In ads and campaign appearances, Burke is touting her role in bringing Uline across the border.
In 2008, Uline — a packaging supply business, announced it would move from Waukegan, Illinois to Pleasant Prairie, Wisconsin.
Company owner Dick Uihlein says Burke is over-stating her involvement in the process.
“We didn’t even know Mary Burke, so she had no influence at all,” Uihlein said.
However, Burke is standing by her assertion. Her campaign has released a statement, reading:
“Mary Burke was proud to have played a central role in attracting Uline to Wisconsin during her time as Commerce Secretary. Her commitment to improving Wisconsin’s economy, which is lagging at 9th out of 10 Midwestern states in job creation under Scott Walker, isn’t about politics.”
There is evidence of Burke’s involvement. She wrote a letter to Uline, saying: “The Wisconsin Department of Commerce is prepared to offer an aggressive package” to help attract the company over the border.
“Honestly, I apparently met her. I don’t remember,” Uihlein said.
Burke’s campaign calls that “selective amnesia” from Scott Walker donors.
On Tuesday, June 3rd, the company announced major expansion plans that will bring 500 new jobs to the state.
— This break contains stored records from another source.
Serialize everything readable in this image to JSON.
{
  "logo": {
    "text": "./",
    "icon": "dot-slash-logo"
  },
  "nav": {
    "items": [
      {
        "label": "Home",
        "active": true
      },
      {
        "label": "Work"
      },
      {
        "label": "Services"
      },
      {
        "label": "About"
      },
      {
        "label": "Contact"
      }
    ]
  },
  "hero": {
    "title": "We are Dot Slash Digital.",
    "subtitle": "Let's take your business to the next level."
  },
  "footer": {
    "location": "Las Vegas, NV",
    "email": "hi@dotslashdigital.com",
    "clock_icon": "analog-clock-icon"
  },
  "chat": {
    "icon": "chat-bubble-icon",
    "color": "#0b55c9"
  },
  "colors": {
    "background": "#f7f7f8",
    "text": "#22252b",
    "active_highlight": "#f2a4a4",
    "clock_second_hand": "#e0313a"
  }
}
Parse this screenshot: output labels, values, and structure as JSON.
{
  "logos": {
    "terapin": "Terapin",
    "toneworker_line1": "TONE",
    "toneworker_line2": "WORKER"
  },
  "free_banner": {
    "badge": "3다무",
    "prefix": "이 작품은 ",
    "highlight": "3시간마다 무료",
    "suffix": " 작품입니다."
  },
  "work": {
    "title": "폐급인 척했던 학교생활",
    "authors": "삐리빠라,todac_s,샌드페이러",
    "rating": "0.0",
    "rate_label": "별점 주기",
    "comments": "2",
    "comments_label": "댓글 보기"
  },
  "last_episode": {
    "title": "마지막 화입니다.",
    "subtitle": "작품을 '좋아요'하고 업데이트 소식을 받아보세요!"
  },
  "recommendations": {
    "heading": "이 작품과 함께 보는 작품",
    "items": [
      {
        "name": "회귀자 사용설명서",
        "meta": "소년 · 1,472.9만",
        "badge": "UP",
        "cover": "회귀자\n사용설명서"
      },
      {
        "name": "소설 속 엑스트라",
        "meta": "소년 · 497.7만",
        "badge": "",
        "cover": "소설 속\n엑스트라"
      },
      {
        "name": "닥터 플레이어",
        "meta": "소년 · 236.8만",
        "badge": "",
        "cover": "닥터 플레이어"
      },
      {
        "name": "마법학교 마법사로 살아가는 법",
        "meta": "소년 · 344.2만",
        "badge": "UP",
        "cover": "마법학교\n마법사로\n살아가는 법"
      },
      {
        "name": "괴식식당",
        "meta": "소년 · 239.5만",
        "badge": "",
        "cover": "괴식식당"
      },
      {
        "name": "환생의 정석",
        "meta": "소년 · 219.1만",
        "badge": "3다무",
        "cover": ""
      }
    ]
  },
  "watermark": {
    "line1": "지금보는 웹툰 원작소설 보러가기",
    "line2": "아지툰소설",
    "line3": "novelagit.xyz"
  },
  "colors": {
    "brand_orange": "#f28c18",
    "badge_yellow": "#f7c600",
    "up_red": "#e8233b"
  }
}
“Liz and Dick and Brian feel that what we’ve done in this state has been a positive for them and their business,” Gov. Scott Walker said.
Gov. Walker points to Wisconsin’s unemployment rate of 5.8 percent — substantially better than the national average, as evidence that his job creation policies are working.
“The only time in the last 25 years when Wisconsin was at worse unemployment than the federal level was during the time that Mary Burke worked as the Secretery of Commerce,” Gov. Walker said.
The Uihleins say they are big supporters of Gov. Walker — and campaign finance records show they have given more than $300,000 to Republican candidates since 2010.